Em outras palavras, os resultados deste estudo não devem ditar a preferência em uma variedade de contextos clínicos. Você não deve ler este artigo ou estudar e, então, sempre escolher uma profissional de saúde, seja ela médica, cirurgiã ou outra especialista, porque você acha que ela fornecerá melhores cuidados do que seus colegas do sexo masculino.

Em vez disso, os resultados deste estudo colocam em questão a suposição existencial mais sensata de que os médicos do sexo masculino e feminino devem, em média, fornecer cuidados comparáveis. Os resultados deste estudo sugerem que pode haver algo de especial nos cuidados que as mulheres hospitalistas prestam que se traduzem em melhores serviços. Não está claro se essa diferença especial poderia ser ensinada ou reproduzida de outra forma entre seus pares masculinos.

De uma perspectiva social, este estudo destaca ainda mais uma realidade cruel da força de trabalho; que mesmo que uma mulher faça seu trabalho melhor do que um homem, ela provavelmente ainda receberá menos. Na realidade, os médicos do sexo masculino e feminino geralmente recebem quantias substanciais de dinheiro, e as disparidades salariais entre homens e mulheres são provavelmente mais alarmantes e exigentes, por exemplo, entre mães solteiras que lutam para sustentar suas famílias. No entanto, à luz deste estudo recente de Harvard, as diferenças de diferenças salariais entre os sexos entre as mulheres hospitalistas parecem ser particularmente gritantes.

> Fontes:

> Corbett, C e Hill C. Graduando-se em uma lacuna salarial . www.aauw.org.

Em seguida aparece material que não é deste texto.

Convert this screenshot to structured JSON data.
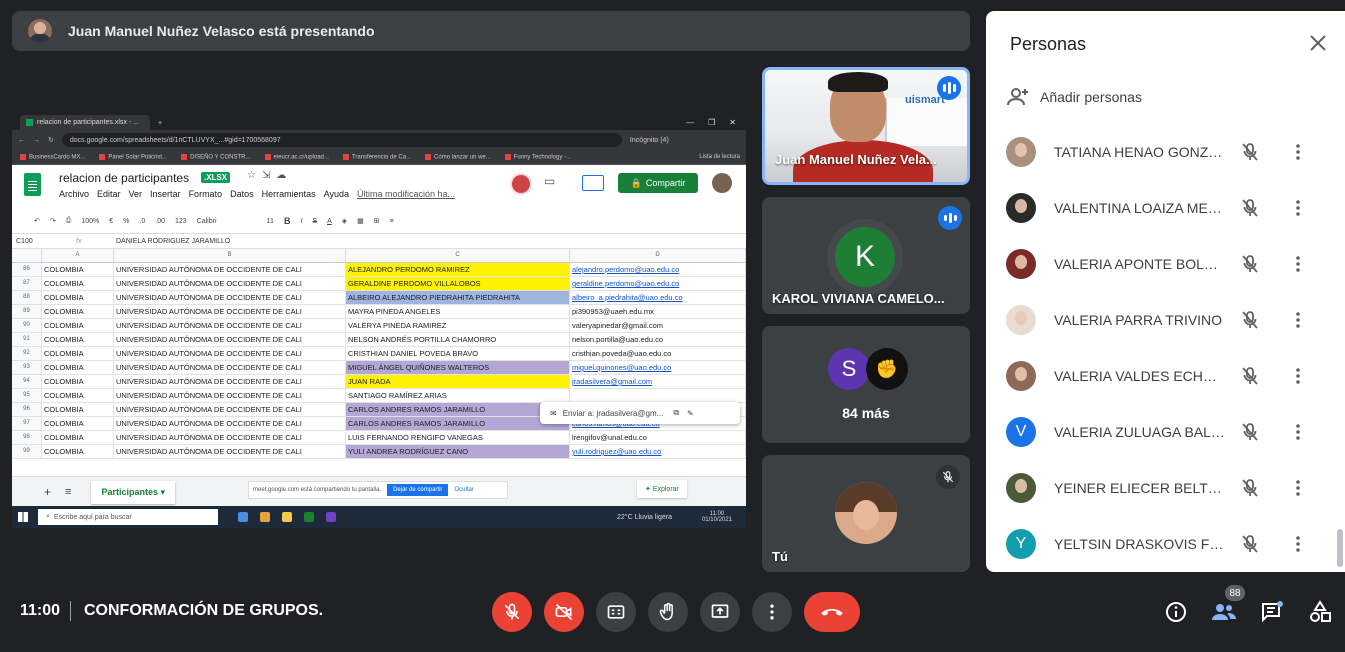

> Jena, AB, Olenski AR e Blumenthal DM. "Diferenças de sexo no salário do médico nas escolas médicas públicas dos EUA." JAMA Internal Medicine . 2016; 176: 9.

> A Lei de Igualdade de Pagamento de 1963. Comissão de Oportunidades Iguais de Emprego dos EUA. https://www.eeoc.gov/laws/statutes/epa.cfm

> Tsugawa, Y, et al. "Comparação de mortalidade hospitalar e taxas de readmissão para pacientes do Medicare tratados por médicos do sexo masculino vs feminino." JAMA Internal Medicine.